The man in charge of city public works in Napa for a decade is off duty after an unknown complaint lodged by an employee, according to an internal memorandum.
Jacques LaRochelle, who has directed the Public Works department since 2008, is “away from the office” and his deputy Eric Whan will lead the department for the time being, interim City Manager Steve Potter wrote in an email sent to city workers Friday evening.
Late Tuesday, Potter confirmed LaRochelle’s absence and said it stems from “an allegation (into him) we are looking into,” without giving details. His return date is uncertain.
Potter’s Friday memo also announced the upcoming departure of Peter Pirnejad, whom Napa appointed assistant city manager in February.
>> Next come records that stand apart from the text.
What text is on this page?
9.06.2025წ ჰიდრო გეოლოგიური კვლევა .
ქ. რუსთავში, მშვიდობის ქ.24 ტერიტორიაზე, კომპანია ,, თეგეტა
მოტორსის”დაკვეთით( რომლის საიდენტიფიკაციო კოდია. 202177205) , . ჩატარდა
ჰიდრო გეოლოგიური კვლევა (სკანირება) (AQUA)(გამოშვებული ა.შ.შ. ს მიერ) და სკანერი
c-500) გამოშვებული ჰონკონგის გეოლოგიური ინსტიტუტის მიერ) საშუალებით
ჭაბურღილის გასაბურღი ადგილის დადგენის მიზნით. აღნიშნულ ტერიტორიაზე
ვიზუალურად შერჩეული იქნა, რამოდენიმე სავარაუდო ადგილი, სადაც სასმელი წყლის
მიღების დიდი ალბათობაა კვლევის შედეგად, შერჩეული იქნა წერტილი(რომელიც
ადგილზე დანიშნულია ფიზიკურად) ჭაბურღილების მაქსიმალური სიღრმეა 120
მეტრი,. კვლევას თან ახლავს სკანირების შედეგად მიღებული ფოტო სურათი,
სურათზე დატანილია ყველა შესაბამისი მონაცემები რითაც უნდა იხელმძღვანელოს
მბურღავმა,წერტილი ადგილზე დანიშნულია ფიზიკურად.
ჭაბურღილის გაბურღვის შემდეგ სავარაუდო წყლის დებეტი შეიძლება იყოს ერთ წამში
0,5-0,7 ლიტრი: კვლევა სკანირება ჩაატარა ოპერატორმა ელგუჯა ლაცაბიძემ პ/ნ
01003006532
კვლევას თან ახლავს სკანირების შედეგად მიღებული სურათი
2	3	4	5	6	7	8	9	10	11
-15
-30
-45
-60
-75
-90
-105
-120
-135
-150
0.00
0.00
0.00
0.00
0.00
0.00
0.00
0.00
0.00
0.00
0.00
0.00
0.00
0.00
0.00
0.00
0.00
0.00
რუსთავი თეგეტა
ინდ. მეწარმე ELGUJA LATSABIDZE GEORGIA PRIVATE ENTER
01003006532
The newly created position placed him in charge of key city projects including the four-story city hall and police station envisioned for downtown First Street. “We have decided that now is a good time for a transition,” wrote Potter about the exit, which he said followed a Thursday discussion between the two men “about the direction of the City.”
After a transition period of one to two months, Pirnejad will remain available as a consultant to the city, Potter said Tuesday.
A message and email left for LaRochelle were not returned by 5:45 p.m. Tuesday.
Reached by telephone Tuesday morning, Pirnejad declined to speak about his job status, calling it “a personnel matter.”
City Council members Peter Mott, Jim Krider and Doris Gentry declined to speak about the reasons for Pirnejad’s exit or for LaRochelle’s leave, although Gentry, speaking earlier Tuesday, described the public works head as simply being “on pause” and expected him to return.
Calls to Mayor Jill Techel and Councilmember Scott Sedgley were not immediately returned. Sedgley and Gentry were traveling to Long Beach to represent Napa at a conference of the League of California Cities this week.
The Public Works department LaRochelle has directed for the past decade includes a maintenance operations wing whose chief Jefferson Folks retired July 30, after an email under the name Napa Watch Group alleged a pattern of bullying, intimidation, and sexually and racially offensive remarks at the city corporation yard he directed. An outside company hired by Napa has started investigating Folks’ workplace behavior and is expected to interview city staff members during the inquiry, a representative for Service Employees International Union Local 1021 said in August.
Pirnejad, a land-use specialist and public administrator for two decades, came to Napa to fill a newly created city post with wide oversight of both public works and development matters. His duties included keeping on track major city improvements such as the downtown civic center – which would unify city departments and create a nearby housing-retail-hotel complex at an estimated cost of $121 million – as well as improving the public parking system and guiding the Napa Pipe community south of town.
According to Potter’s message to staff members, Nancy Weiss, Napa’s former assistant city manager, will return as a contract worker to direct planning of the civic center, which is scheduled to break ground next year.
The downtown city hall project championed by Pirnejad has aimed at unifying city functions in one location on First Street, while converting Napa’s existing City Hall and police block on Second Street into a mixed-use development whose tax revenues would help cover the construction bonds. However, opposition has arisen in recent months from those questioning the plan’s cost and complexity, and some candidates in this November’s City Council election have called on Napa to suspend planning to look at other possible sites, perhaps for separate police and civic buildings.